Pedestrians, Crosswalks and the Duty To Yield The Right of Way


While Pedestrians are allowed to cross streets in a crosswalk the right is not absolute.  One limitation in section 179 of the BC Motor Vehicle Act addresses pedestrians walking in front of a moving vehicle “that is so close it is impracticable for the driver to yield the right of way“.  In these circumstances a Pedestrian could be faulted for a resulting collision even if they would otherwise have the right of way.  Reasons for judgement were released yesterday by the BC Supreme Court, Nelson Registry, considering this obligation in a personal injury lawsuit.
In yesterday’s case (Cairney v. Miller) the Plaintiff was injured in a 2009 collision.  The Plaintiff was crossing in a marked cross-walk in Nelson, BC, when he was struck by the Defendant.  As the Defendant was driving she “slowed down to look for a parking spot when she suddenly felt a bump on the left side of her car.”  The Defendant failed to see the Plaintiff and the Court ultimately found the Defendant at fault.
The Defendant went on to argue that the Plaintiff should be held partially at fault because he should have realized she was not yielding the right of way.  Mr. Justice McEwan rejected this argument and provided the following reasons:
[25] Given Mr. Thompson’s evidence, which I accept, the plaintiff was visible in the crosswalk when the defendant’s vehicle crested the hill and entered the intersection. I cannot accept that poor lighting or dark clothing had anything to do with what happened and must infer that the defendant was not paying sufficient attention in the circumstances. The plaintiff did nothing sudden or unusual to cause the collision. He was simply established in the crosswalk while the defendant’s car was approaching.

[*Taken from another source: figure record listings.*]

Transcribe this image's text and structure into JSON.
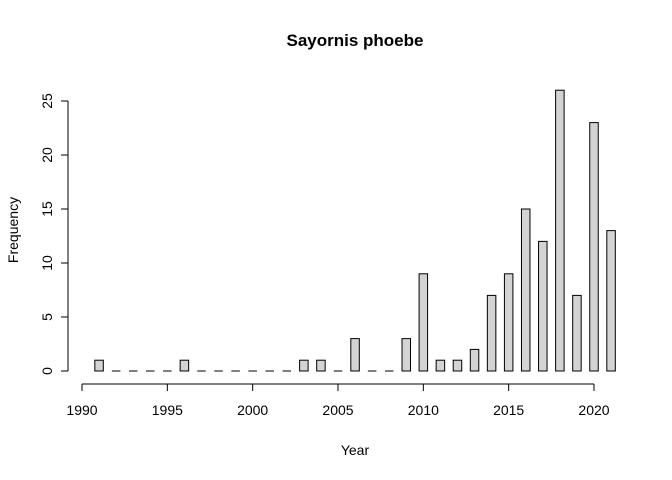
{
  "chart_data": {
    "type": "bar",
    "title": "Sayornis phoebe",
    "xlabel": "Year",
    "ylabel": "Frequency",
    "xlim": [
      1990,
      2021
    ],
    "ylim": [
      0,
      26
    ],
    "x_ticks": [
      1990,
      1995,
      2000,
      2005,
      2010,
      2015,
      2020
    ],
    "y_ticks": [
      0,
      5,
      10,
      15,
      20,
      25
    ],
    "bar_color": "#d3d3d3",
    "grid": false,
    "x": [
      1991,
      1992,
      1993,
      1994,
      1995,
      1996,
      1997,
      1998,
      1999,
      2000,
      2001,
      2002,
      2003,
      2004,
      2005,
      2006,
      2007,
      2008,
      2009,
      2010,
      2011,
      2012,
      2013,
      2014,
      2015,
      2016,
      2017,
      2018,
      2019,
      2020,
      2021
    ],
    "values": [
      1,
      0,
      0,
      0,
      0,
      1,
      0,
      0,
      0,
      0,
      0,
      0,
      1,
      1,
      0,
      3,
      0,
      0,
      3,
      9,
      1,
      1,
      2,
      7,
      9,
      15,
      12,
      26,
      7,
      23,
      13
    ]
  }
}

[26] Mr. Thompson’s evidence differs from that of both the plaintiff and the defendant with respect to speed. Witnesses often differ on the characterization of such matters, and both the plaintiff and the defendant agree that she was proceeding slowly, a factor in the plaintiff’s calculation that he believed the defendant was going to stop.

[27] This is difficult to reconcile with Mr. Thompson’s immediate reaction that there was going to be a collision between the plaintiff and the defendant’s vehicle. The effect of Mr. Thompson’s evidence is that, to him, the defendant’s vehicle appeared to be an immediate and obvious hazard to the plaintiff, because it was going too fast.

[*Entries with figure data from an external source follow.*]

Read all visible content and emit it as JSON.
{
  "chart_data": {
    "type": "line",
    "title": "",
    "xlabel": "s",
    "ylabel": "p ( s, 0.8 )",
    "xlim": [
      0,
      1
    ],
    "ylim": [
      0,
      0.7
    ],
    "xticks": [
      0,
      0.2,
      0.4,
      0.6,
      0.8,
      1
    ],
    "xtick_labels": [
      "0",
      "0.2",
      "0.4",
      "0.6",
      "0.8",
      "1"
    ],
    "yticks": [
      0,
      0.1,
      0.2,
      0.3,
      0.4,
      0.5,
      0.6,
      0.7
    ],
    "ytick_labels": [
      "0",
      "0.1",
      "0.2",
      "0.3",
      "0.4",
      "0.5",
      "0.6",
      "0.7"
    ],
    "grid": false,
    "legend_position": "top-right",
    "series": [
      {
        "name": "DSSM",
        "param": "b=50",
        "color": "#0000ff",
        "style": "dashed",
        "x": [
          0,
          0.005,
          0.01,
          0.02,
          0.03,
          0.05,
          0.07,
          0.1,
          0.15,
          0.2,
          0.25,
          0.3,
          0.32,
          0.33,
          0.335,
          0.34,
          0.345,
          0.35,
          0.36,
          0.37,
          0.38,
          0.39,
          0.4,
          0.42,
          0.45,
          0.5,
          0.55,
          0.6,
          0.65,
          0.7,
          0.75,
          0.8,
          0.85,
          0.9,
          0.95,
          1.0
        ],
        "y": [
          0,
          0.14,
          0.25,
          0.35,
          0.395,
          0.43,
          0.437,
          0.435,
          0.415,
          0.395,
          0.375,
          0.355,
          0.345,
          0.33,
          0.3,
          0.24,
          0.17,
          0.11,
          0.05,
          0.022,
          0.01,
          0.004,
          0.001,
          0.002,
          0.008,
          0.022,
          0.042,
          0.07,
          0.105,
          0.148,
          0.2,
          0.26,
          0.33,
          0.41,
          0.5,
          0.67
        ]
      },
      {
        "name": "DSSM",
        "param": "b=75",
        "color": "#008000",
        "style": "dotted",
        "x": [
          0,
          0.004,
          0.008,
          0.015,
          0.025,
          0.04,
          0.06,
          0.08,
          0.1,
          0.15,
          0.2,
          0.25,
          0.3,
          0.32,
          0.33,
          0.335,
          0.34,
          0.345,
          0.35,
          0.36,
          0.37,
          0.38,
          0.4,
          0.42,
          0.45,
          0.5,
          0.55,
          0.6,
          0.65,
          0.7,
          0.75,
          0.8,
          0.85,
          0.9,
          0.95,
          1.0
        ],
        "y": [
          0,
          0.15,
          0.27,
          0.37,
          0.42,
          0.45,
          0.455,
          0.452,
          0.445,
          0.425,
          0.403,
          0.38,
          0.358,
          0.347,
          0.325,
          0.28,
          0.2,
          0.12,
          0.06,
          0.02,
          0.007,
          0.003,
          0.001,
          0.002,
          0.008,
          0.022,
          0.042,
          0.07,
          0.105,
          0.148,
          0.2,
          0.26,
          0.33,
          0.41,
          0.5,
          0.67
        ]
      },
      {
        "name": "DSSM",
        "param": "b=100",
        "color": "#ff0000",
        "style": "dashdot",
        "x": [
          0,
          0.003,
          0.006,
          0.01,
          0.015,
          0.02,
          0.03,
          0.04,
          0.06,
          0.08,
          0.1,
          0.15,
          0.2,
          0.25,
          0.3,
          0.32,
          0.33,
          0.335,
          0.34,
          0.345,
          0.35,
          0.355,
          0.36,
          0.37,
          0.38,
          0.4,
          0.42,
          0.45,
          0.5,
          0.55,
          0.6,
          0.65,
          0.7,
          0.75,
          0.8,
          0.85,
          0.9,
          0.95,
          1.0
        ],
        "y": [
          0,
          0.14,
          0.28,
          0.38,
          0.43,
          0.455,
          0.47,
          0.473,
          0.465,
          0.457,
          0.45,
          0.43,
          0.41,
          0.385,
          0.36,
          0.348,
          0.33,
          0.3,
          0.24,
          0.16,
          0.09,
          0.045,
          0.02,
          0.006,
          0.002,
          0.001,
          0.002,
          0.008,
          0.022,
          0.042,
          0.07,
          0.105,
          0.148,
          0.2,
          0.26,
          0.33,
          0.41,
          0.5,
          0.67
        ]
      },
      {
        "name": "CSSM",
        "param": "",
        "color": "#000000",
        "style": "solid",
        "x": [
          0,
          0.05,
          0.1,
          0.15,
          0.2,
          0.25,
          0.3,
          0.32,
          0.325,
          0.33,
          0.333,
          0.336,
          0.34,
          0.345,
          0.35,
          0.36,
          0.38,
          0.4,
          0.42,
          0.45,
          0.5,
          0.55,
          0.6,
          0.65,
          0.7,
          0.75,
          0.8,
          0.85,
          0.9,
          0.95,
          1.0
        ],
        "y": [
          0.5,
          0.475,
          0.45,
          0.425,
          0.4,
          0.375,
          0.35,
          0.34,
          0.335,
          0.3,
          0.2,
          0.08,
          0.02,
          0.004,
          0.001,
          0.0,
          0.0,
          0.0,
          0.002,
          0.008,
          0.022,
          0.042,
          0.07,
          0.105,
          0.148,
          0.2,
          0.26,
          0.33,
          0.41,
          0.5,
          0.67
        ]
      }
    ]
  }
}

[28] I have carefully considered whether the plaintiff’s failure to apprehend that the defendant was not going to yield to him, engaged an obligation to avoid injury to himself that modified his right to the right of way (See Feng v. Graham (1988), 25 B.C.L.R. (2d) 116 (C.A.), cited in Dionne at para. 23 above).

[29] The evidence, taken as a whole, however, suggests that the plaintiff assumed that the defendant would stop in circumstances when it was reasonable to expect she would see him. It is often possible to say in retrospect that had a party paid more attention, he or she might have avoided the collision. In the circumstances here, I think this would impose a standard of more than usual diligence and watchfulness on the plaintiff at odds with his right to be in the crosswalk and the presumption that the plaintiff would abide by the rules of the road.

[30] Accordingly, I find the defendant fully liable for the collision.